## Classification of VOC 2012 Dataset using VGG19

**Created:** 04/21/21

**Author:** Muqtada Hussain Mohammed

**Email:** muqtada.husn@gmail.com

Downloading VOC 2012 dataset (Update the link from http://host.robots.ox.ac.uk:8080/pascal/VOC/voc2012/#data if it is broken)

In [None]:
%%bash
gdown http://host.robots.ox.ac.uk:8080/pascal/VOC/voc2012/VOCtrainval_11-May-2012.tar
tar -xvf VOCtrainval_11-May-2012.tar > /dev/null

This step is to import necessary libraries for building our neural networks. I have used  Keras primarily to build the model

In [None]:
from tensorflow.keras.preprocessing import image
from tensorflow.keras.models import Model
from tensorflow.keras.applications.vgg19 import VGG19,preprocess_input,decode_predictions
from tensorflow.keras.applications import VGG19
from keras.models import Sequential
from keras.layers import Activation, Dense
from imutils import paths
from pathlib import Path
import xml.etree.ElementTree as ET
import numpy as np
import matplotlib.pyplot as plt
import cv2
import os
import matplotlib.pyplot as plt


Mount Google Drive only if necessary (If you have files stored on google drive which works only on google colab)

In [None]:
from google.colab import drive
drive.mount('/content/drive')

Loading a pre-trained VGG19 model

In [None]:
model = VGG19(weights='imagenet', include_top=True)

Model summary of VGG19

In [None]:
model.summary()

In [None]:
#Getting second last layer of the model and redefine it according to the VOC2012s class size (20)
last_layer = model.layers[-2].output
new_model = Dense(20, activation='softmax', name='VOC2012')(last_layer)
new_model = Model(model.input, new_model, name='VGG19_VOC2012Classification')

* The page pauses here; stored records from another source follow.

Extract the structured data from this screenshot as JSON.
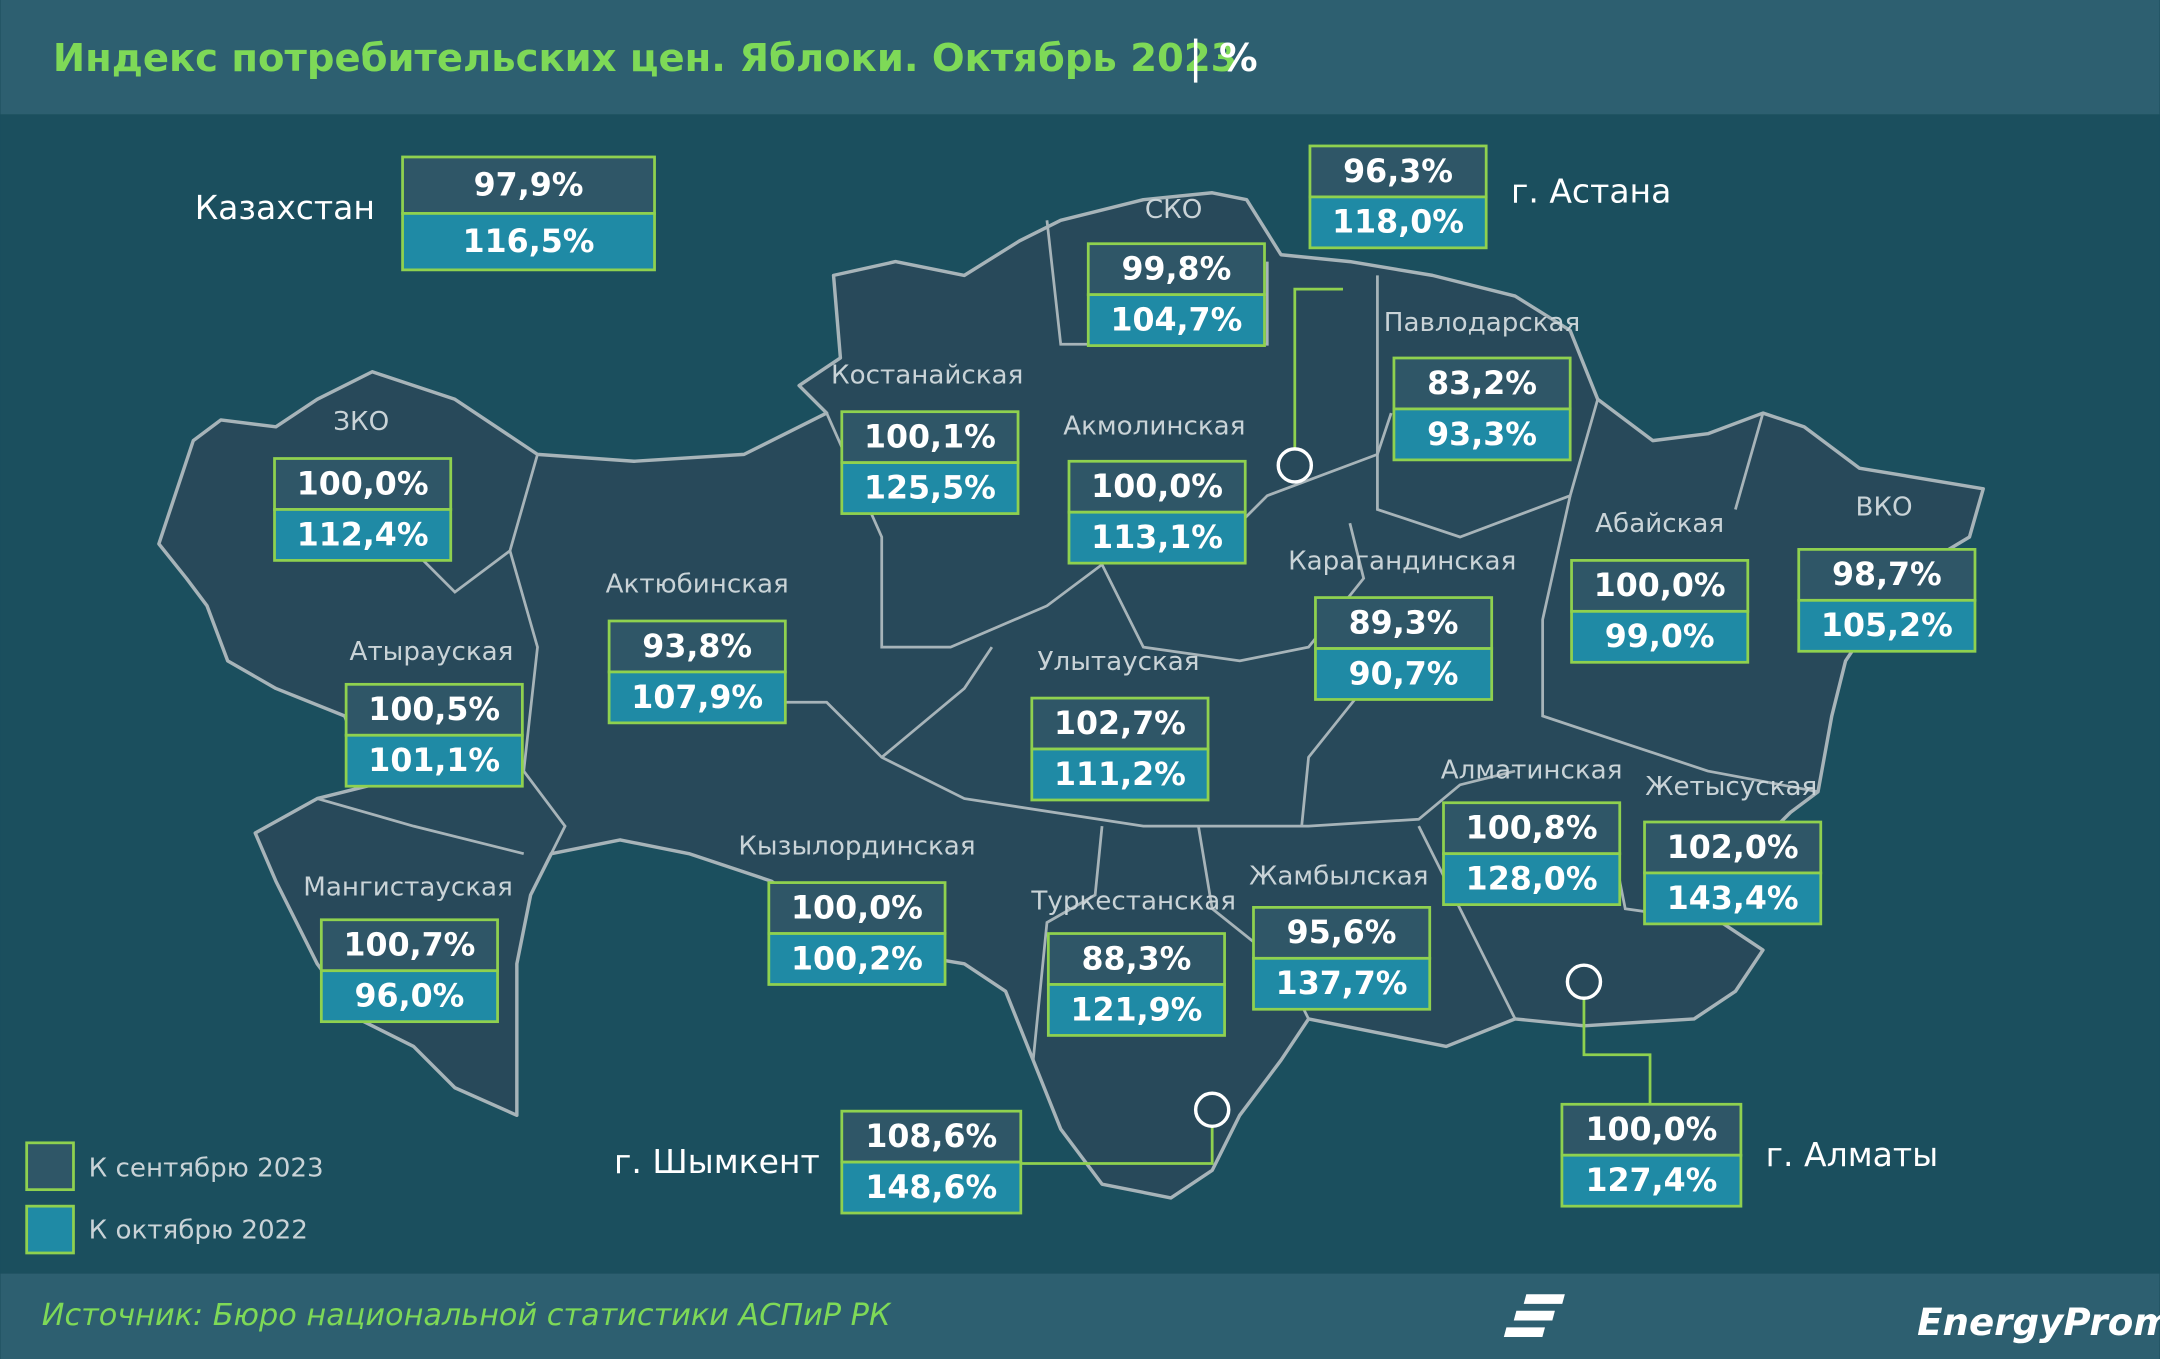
{
  "header": {
    "title": "Индекс потребительских цен. Яблоки. Октябрь 2023",
    "unit": "%"
  },
  "regions": [
    {
      "label": "Казахстан",
      "sep": "97,9%",
      "oct": "116,5%"
    },
    {
      "label": "СКО",
      "sep": "99,8%",
      "oct": "104,7%"
    },
    {
      "label": "г. Астана",
      "sep": "96,3%",
      "oct": "118,0%"
    },
    {
      "label": "Павлодарская",
      "sep": "83,2%",
      "oct": "93,3%"
    },
    {
      "label": "Костанайская",
      "sep": "100,1%",
      "oct": "125,5%"
    },
    {
      "label": "Акмолинская",
      "sep": "100,0%",
      "oct": "113,1%"
    },
    {
      "label": "ЗКО",
      "sep": "100,0%",
      "oct": "112,4%"
    },
    {
      "label": "Актюбинская",
      "sep": "93,8%",
      "oct": "107,9%"
    },
    {
      "label": "Абайская",
      "sep": "100,0%",
      "oct": "99,0%"
    },
    {
      "label": "ВКО",
      "sep": "98,7%",
      "oct": "105,2%"
    },
    {
      "label": "Карагандинская",
      "sep": "89,3%",
      "oct": "90,7%"
    },
    {
      "label": "Атырауская",
      "sep": "100,5%",
      "oct": "101,1%"
    },
    {
      "label": "Улытауская",
      "sep": "102,7%",
      "oct": "111,2%"
    },
    {
      "label": "Алматинская",
      "sep": "100,8%",
      "oct": "128,0%"
    },
    {
      "label": "Жетысуская",
      "sep": "102,0%",
      "oct": "143,4%"
    },
    {
      "label": "Кызылординская",
      "sep": "100,0%",
      "oct": "100,2%"
    },
    {
      "label": "Туркестанская",
      "sep": "88,3%",
      "oct": "121,9%"
    },
    {
      "label": "Жамбылская",
      "sep": "95,6%",
      "oct": "137,7%"
    },
    {
      "label": "Мангистауская",
      "sep": "100,7%",
      "oct": "96,0%"
    },
    {
      "label": "г. Шымкент",
      "sep": "108,6%",
      "oct": "148,6%"
    },
    {
      "label": "г. Алматы",
      "sep": "100,0%",
      "oct": "127,4%"
    }
  ],
  "legend": [
    "К сентябрю 2023",
    "К октябрю 2022"
  ],
  "footer": {
    "source": "Источник: Бюро национальной статистики АСПиР РК",
    "logo": "EnergyProm"
  }
}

#To reduce no of trainable parameters, VGG19 layers must be made non trainable
for layer in new_model.layers[:-1]: layer.trainable=False

#Compiling the new model
new_model.compile(optimizer='Adam',
              loss='categorical_crossentropy', metrics=['accuracy'])
new_model.summary()

Initializing data (x), label(y), class and path variables

In [None]:
data=[]
labels=[]
classes= {'person':0,'bird':1, 'cat':2, 'cow':3, 'dog':4, 'horse':5, 'sheep':6,'aeroplane':7, 'bicycle':8, 'boat':9, 'bus':10, 'car':11, 'motorbike':12, 'train':13,'bottle':14, 'chair':15, 'diningtable':16, 'pottedplant':17, 'sofa':18, 'tvmonitor':19}
pathlist = Path('/content/VOCdevkit/VOC2012/JPEGImages').rglob('*.jpg')

Preprocessing Data

In [None]:
#Loading image data and labels from the given path
for p in pathlist:
  y_label=np.zeros(20).astype(int)
  act_label=set()
  img_path=str(p)
  img = image.load_img(img_path, target_size=(224, 224))
  x = image.img_to_array(img)
  x = np.expand_dims(x, axis=0)
  x = preprocess_input(x)
  yhat = model.predict(x)
  label = decode_predictions(yhat)
  label = label[0][0]

#Printing VGG19 predicted label on the raw data since VGG19 is able to classify images into 1000 predefined classes
  #print('VGG19 Label: %s (%.2f%%)' % (label[1], label[2]*100))
  data.append(x)
  lbl_path=str(p).replace('.jpg','.xml').replace('JPEGImages','Annotations')
  tree = ET.parse(lbl_path)
  root = tree.getroot()
  for child in root:
      if child.tag=='object':
        for subchild in child:
          if subchild.tag=='name':
            act_label.add(subchild.text)

#Printing actual labels from the raw data to compare with VGG19 predicted labels
  #print(f'Actual Labels: {act_label}\n\n')
  for i in act_label:     #One hot encoding of the labels
      y_label[classes[i]]=1
  labels.append(np.array(y_label))

Converting and reshaping image/label data to make them compatible with VGG19 model input

In [None]:
data2=np.array(data)
data2=data2.reshape(50,224,224,3)
labels2=np.array(labels)

Printing number of data points for reference

In [None]:
print(f'No of data points: {len(data)}')

Training the modified model to classify given dataset into 20 classes, with 80-20% test-validation split

In [None]:
es = EarlyStopping(monitor='val_loss', mode='min', verbose=1)

model_hist=new_model.fit(
    x=data2,
    y=labels2,
    batch_size=None,
    epochs=100,
    verbose=1,
    callbacks=[es],
    validation_split=0.2,
    validation_data=None,
    shuffle=True,
    class_weight=None,
    sample_weight=None,
    initial_epoch=0,
    steps_per_epoch=None,
    validation_steps=None,
    validation_batch_size=None,
    validation_freq=1,
    max_queue_size=10,
    workers=1,
    use_multiprocessing=False,
)

Plotting training history to understand training of the model

In [None]:
pyplot.plot(model_hist.history['loss'], label='train')
pyplot.plot(model_hist.history['val_loss'], label='test')
pyplot.legend()
pyplot.show()

Making predictions on the given image using the trained model

In [None]:
  img = image.load_img('/content/drive/MyDrive/JPEGImages/xxxx.jpeg', target_size=(224, 224))
  plt.imshow(img)
  plt.axis('off')
  x = image.img_to_array(img)
  x = np.expand_dims(x, axis=0)
  x = preprocess_input(x)
  res_new = new_model.predict(x)
  for i in classes.keys():
    if classes[i]==res_new.argmax():
      print(f'This looks like a {i}')